The third book on my spring 2013 reading plan, How Children Succeed by Paul Tough. I added it right after its release in September 2012, because I had read a NYT Magazine article that discussed character and KIPP, the subject of my last review. I wondered if the KIPP program could become sustainable, providing positive effect for all. Mr. Tough calls KIPP a “reliable, replicable model for inner-city-school success.” Would this book clearly answer my question?
While Mr. Tough’s book includes some description of KIPP character building, it doesn’t focus on the group. More pages describe poor Brooklyn school Intermediate School 318 and its chess team. I linked to the obligatory feel-good documentary about poor inner-city schools triumphing over rich schools, like the Mighty Ducks with pawns. I don’t mind the story, but it has only tangential meaning for mathematics education. I took only one note during chapter 3.
The other chapters had more appeal. KIPP makes an appearance in chapter 2, on school development of character. The NYT magazine article provides most of those details, so I didn’t write more on that. I highly recommend reading the article, by the way. Rich Riverdale decided to focus more on moral character, dealing with others. Poor KIPP Infinity chose to focus on personal character, aspects of one’s self. KIPP character strengths number seven: zest, grit, self-control, optimism, gratitude, social intelligence, and curiosity. We don’t know the long term effects of this orientation, since KIPP started less than 20 years ago.
Chapter 2 concludes with a section on followup, KIPP through college. Chapter 4 spends more time on a remarkable college prep program, OneGoal in Chicago. OneGoal combines ACT tutoring during Grade 11, college counseling and college skill development during Grade 12, and first year college support to try to reduce the graduation gap. Part of the support comes from Crossing the Finish Line, a quantitative study about college completion. Two results startled me. First, high school GPA had higher correlation with college completion than SAT/ACT scores. I was surprised because when I taught at Bellarmine, I found high school GPA of little use when predicting mathematics performance. Mr. Tough argues that high school GPA comes from character traits, not intelligence. He might be right. Many anecdotes nowadays state that high schools grade primarily on effort, which is related to character traits like grit and self-control. I don’t know enough to contest this assumption. Neither do I know the data behind surprising result 2, that undermatching hurts students. Undermatching refers to when a student attends a college where the average student has lower grades and scores. One might think that standing at the top of the table makes success more likely. Apparently, that’s not true, as the opposite occurs. A potentially higher achieving student gets dragged down to a lower level. That opens a very interesting discussion about peer effects, also part of KIPP, for some other time.

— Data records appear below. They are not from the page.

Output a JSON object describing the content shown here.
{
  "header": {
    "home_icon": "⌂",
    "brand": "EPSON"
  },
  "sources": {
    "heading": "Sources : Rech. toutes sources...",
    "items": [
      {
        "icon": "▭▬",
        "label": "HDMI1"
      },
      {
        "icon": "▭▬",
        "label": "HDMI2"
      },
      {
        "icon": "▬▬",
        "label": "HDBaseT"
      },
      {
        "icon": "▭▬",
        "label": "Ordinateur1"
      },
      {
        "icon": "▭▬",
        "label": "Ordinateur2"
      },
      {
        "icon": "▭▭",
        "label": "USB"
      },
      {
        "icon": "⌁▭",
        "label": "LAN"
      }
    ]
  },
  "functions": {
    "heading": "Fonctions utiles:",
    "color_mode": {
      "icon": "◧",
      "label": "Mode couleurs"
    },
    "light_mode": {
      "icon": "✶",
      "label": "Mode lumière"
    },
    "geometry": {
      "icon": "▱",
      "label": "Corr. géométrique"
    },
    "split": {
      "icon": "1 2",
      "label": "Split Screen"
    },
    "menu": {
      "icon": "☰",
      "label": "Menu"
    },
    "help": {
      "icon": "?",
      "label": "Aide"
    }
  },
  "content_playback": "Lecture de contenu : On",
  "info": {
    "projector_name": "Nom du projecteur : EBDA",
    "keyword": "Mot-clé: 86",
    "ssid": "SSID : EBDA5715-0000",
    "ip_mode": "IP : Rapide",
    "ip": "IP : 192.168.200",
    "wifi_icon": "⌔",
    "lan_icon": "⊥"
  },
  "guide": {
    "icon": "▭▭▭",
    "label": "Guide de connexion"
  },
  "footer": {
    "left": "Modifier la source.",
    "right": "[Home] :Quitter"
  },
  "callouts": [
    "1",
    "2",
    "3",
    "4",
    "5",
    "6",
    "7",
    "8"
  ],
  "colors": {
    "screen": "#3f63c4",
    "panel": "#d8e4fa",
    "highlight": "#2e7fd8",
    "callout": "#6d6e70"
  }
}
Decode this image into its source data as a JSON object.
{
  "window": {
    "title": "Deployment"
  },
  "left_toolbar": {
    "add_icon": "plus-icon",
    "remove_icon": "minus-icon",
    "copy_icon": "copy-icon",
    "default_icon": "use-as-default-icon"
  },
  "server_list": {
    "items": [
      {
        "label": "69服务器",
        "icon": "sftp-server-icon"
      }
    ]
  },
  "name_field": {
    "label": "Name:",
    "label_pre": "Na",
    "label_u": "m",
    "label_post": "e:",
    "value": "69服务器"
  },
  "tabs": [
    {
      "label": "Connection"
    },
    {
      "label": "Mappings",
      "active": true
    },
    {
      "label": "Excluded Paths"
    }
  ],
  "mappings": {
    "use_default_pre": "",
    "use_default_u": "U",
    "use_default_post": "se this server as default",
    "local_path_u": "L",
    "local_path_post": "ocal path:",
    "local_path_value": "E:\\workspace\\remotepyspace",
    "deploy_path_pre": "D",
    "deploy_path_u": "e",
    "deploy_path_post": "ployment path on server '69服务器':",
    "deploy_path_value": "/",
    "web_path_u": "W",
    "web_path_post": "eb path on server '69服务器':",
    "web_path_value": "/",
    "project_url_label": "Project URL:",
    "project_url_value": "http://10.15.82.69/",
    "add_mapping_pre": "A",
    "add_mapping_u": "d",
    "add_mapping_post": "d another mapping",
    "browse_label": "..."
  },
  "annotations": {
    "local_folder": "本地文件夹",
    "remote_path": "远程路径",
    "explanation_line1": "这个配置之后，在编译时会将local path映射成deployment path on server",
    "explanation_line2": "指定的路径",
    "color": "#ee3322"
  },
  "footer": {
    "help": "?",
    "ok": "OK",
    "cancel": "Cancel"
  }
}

This time, I need to move to Chapter 1 about early childhood development, the most fascinating part of the book. Late in the book, on page 193, Mr. Tough states that “No one has found a reliable way to help deeply disadvantage children, in fact.” This surprised me, because Chapter 1 contained evidence to the contrary. Young children need secure attachment to at least one parent, preferably two. High quality mothering (and fathering) provides a buffer against stressors that affect youth. Stressors in childhood, summarized in the ACE Study from Kaiser Permanente, have a massive effect on adult health and well-being, even things like blood pressure. A child with lots of allostatic stress-reaction load will carry those high reactions into adulthood. I scored 2 out of 10, worse than the median. (33% of people scored 0, 26% 1, 15% 2, 10% 3, 6% 4, and 10% 5 or more.) There is substantial evidence that promoting stress reduction during childhood, while also teaching techniques that improve parental attachment, can help young children develop. This chapter changed my thinking, an impressive feat. I don’t have children, I’m not married, I don’t even have a girlfriend, and every day that passes increases the chance that I’ll never need to consider this evidence. Nevertheless, if I am so fortunate, I will reconsider attachment and stress.

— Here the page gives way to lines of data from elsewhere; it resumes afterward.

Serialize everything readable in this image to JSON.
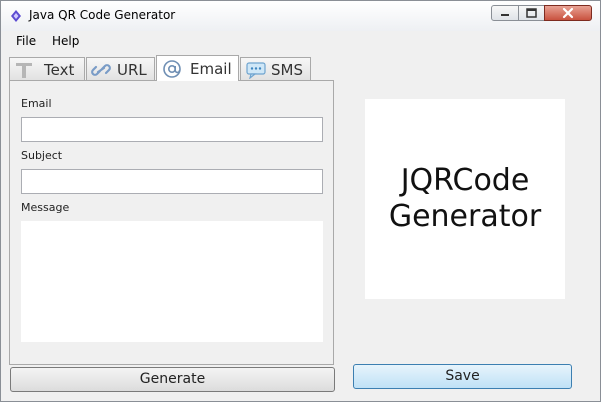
{
  "window": {
    "title": "Java QR Code Generator",
    "controls": {
      "minimize_icon": "minimize-icon",
      "maximize_icon": "maximize-icon",
      "close_icon": "close-icon"
    }
  },
  "menu": {
    "items": [
      {
        "label": "File"
      },
      {
        "label": "Help"
      }
    ]
  },
  "tabs": [
    {
      "label": "Text",
      "icon": "text-icon",
      "selected": false
    },
    {
      "label": "URL",
      "icon": "link-icon",
      "selected": false
    },
    {
      "label": "Email",
      "icon": "at-icon",
      "selected": true
    },
    {
      "label": "SMS",
      "icon": "chat-bubble-icon",
      "selected": false
    }
  ],
  "email_form": {
    "email_label": "Email",
    "email_value": "",
    "subject_label": "Subject",
    "subject_value": "",
    "message_label": "Message",
    "message_value": ""
  },
  "buttons": {
    "generate": "Generate",
    "save": "Save"
  },
  "preview": {
    "line1": "JQRCode",
    "line2": "Generator"
  },
  "colors": {
    "save_button": "#bfe1f6",
    "close_button": "#c9523f",
    "window_bg": "#f0f0f0"
  }
}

Overall, this book earns a mixed review, getting weaker as it progresses. The first two chapters on early stress development and character building are outstanding, full of useful quantitative research. The chess chapter brings that to a halt, instead substituting a feel-good tale. Chapter 4 on college completion contains some tangible research, but again relies heavily on anecdote. I like the stories, including Kewauna and her belief in business power. From page 166, “I always wanted to be one of those business ladies walking downtown with my briefcase, everybody saying, ‘Hi, Miss Lerna!'” And the ending … well, it gets very postmodern, all about Paul, his life as a college dropout, and his family. Despite trying to act as a objectivist, in the end the subjectivists triumph. Though after two chapters this book had a 4 rating, overall this book earns a 2, for average, out of 5. For someone interested in the subject, I would recommend examining the ACE study, reading the NYT magazine article, and reading about OneGoal.
Even though I’m giving the book an average rating, I want to commend Mr. Tough for cracking the window open to politically neutral policy. Near the end, he noted that his conclusions frustrate both American conservatives and liberals. Conservatives often repeat that internal character matters, and it does. Liberals often repeat that society can assist in development, and it can. As one relatively negative review wrote, Mr. Tough has to walk a perilous tightrope, because pushing too far would lead to backlash from either pundit group. For instance, he dares to cite from The Bell Curve by Herrnstein and Murray, even though he makes sure to state that he considers the conclusion flawed before saying the positive point. Perhaps this book couldn’t be more than what it is, and I’m just wishing for more. That might be true. While I’m at it, maybe I should wish for funding for my dissertation project. And a girlfriend. And a unicorn.
Yes, I still need to write about KIPP sustainability. And I’d also like to consider OneGoal and other programs in Chicago, as part of the definition of social justice to tie in the fall books. I’ll try to write that after finals in May, though my reading list deadline might push things to June.